Asset manager Cathay Conning seeks Asian growth

Cathay Conning aims to go beyond traditional clients and invest in small and mid-cap stocks

PUBLISHED : Monday, 10 December, 2012, 12:00am
UPDATED : Monday, 10 December, 2012, 6:01am

Cathay Conning Asset Management, a joint venture between Taiwan's Cathay Financial and US-based Conning Asset Management, wants to grow its Asian business out of Hong Kong by investing in Asian equities.

The fund house will have US$1 billion invested in Asian equities by the end of this year so that it can invest in new asset classes and go beyond its traditional insurance client base.

Mark Konyn, Cathay Conning's chief executive, expects its Asia-focused fund products to attract as much as US$5 billion in the next five to six years.

The fund is expanding its team of 16 people and plans to hire analysts and client relationship managers next year, according to Konyn, who was the chief executive of RCM and Allianz Global Investors for almost 15 years in Asia before joining Cathay Conning in April.

The fund house plans to allocate 20 per cent of its US$1 billion capital to Asian small- and mid-cap companies, an asset class generally regarded as volatile.

Although investors are cautious about taking on risk in this weak market environment, Konyn believes their risk appetite will pick up in the next 18 months on the back of the recovering global economy.

The small- and mid-cap sector will help the firm achieve better returns and expand its client base beyond its traditional insurance clients.

"Mid- and small-cap companies have underperformed. Relative to large-cap stocks, they are cheaper," Konyn said.

"When risk appetite improves, these stocks have a high chance of outperforming. We think it is a good opportunity to participate in that part of the market, which is highly cyclical.
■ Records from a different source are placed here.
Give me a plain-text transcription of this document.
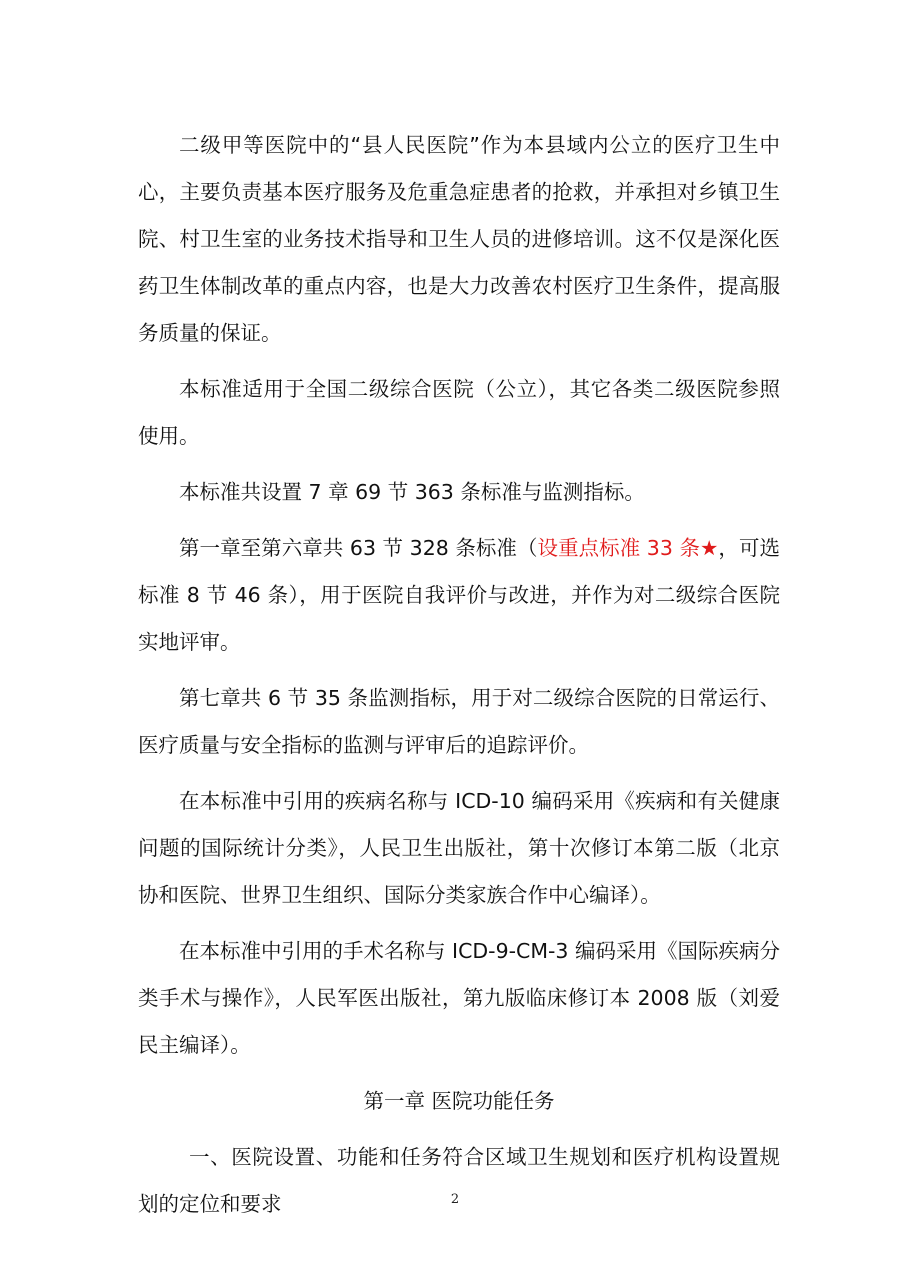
二级甲等医院中的“县人民医院”作为本县域内公立的医疗卫生中心，主要负责基本医疗服务及危重急症患者的抢救，并承担对乡镇卫生院、村卫生室的业务技术指导和卫生人员的进修培训。这不仅是深化医药卫生体制改革的重点内容，也是大力改善农村医疗卫生条件，提高服务质量的保证。

本标准适用于全国二级综合医院（公立），其它各类二级医院参照使用。

本标准共设置 7 章 69 节 363 条标准与监测指标。

第一章至第六章共 63 节 328 条标准（设重点标准 33 条★，可选标准 8 节 46 条），用于医院自我评价与改进，并作为对二级综合医院实地评审。

第七章共 6 节 35 条监测指标，用于对二级综合医院的日常运行、医疗质量与安全指标的监测与评审后的追踪评价。

在本标准中引用的疾病名称与 ICD-10 编码采用《疾病和有关健康问题的国际统计分类》，人民卫生出版社，第十次修订本第二版（北京协和医院、世界卫生组织、国际分类家族合作中心编译）。

在本标准中引用的手术名称与 ICD-9-CM-3 编码采用《国际疾病分类手术与操作》，人民军医出版社，第九版临床修订本 2008 版（刘爱民主编译）。

第一章 医院功能任务

一、医院设置、功能和任务符合区域卫生规划和医疗机构设置规划的定位和要求	2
So this [strategy] will be pro-cyclical and this will be positive over the next three years."

The riskier asset class will help the firm reach new clients such as foundations, charities, pension funds and family offices.

The rest of the capital will be invested in high-dividend-paying companies and Chinese stocks listed in Hong Kong.

"The fund will be aimed at clients who want to capture the beta in the market and want a 2 to 3 per cent outperformance per annum, with an information ratio of about 50 per cent," Konyn said.

"We have started a high-quality Asian strategy, which is aimed at identifying companies that deploy capital efficiently and that respect minority shareholders. These are the two drivers in the portfolio."

Cathay Conning hired Timothy Matson as chief investment officer earlier this year. Matson was formerly chief investment officer at ING.

Its head of equity is Bratin Sanyal, an 18-year industry veteran who was formerly head of equity investments for ING Investment Asia-Pacific.

There are also four fund managers and analysts in its Hong Kong investment team.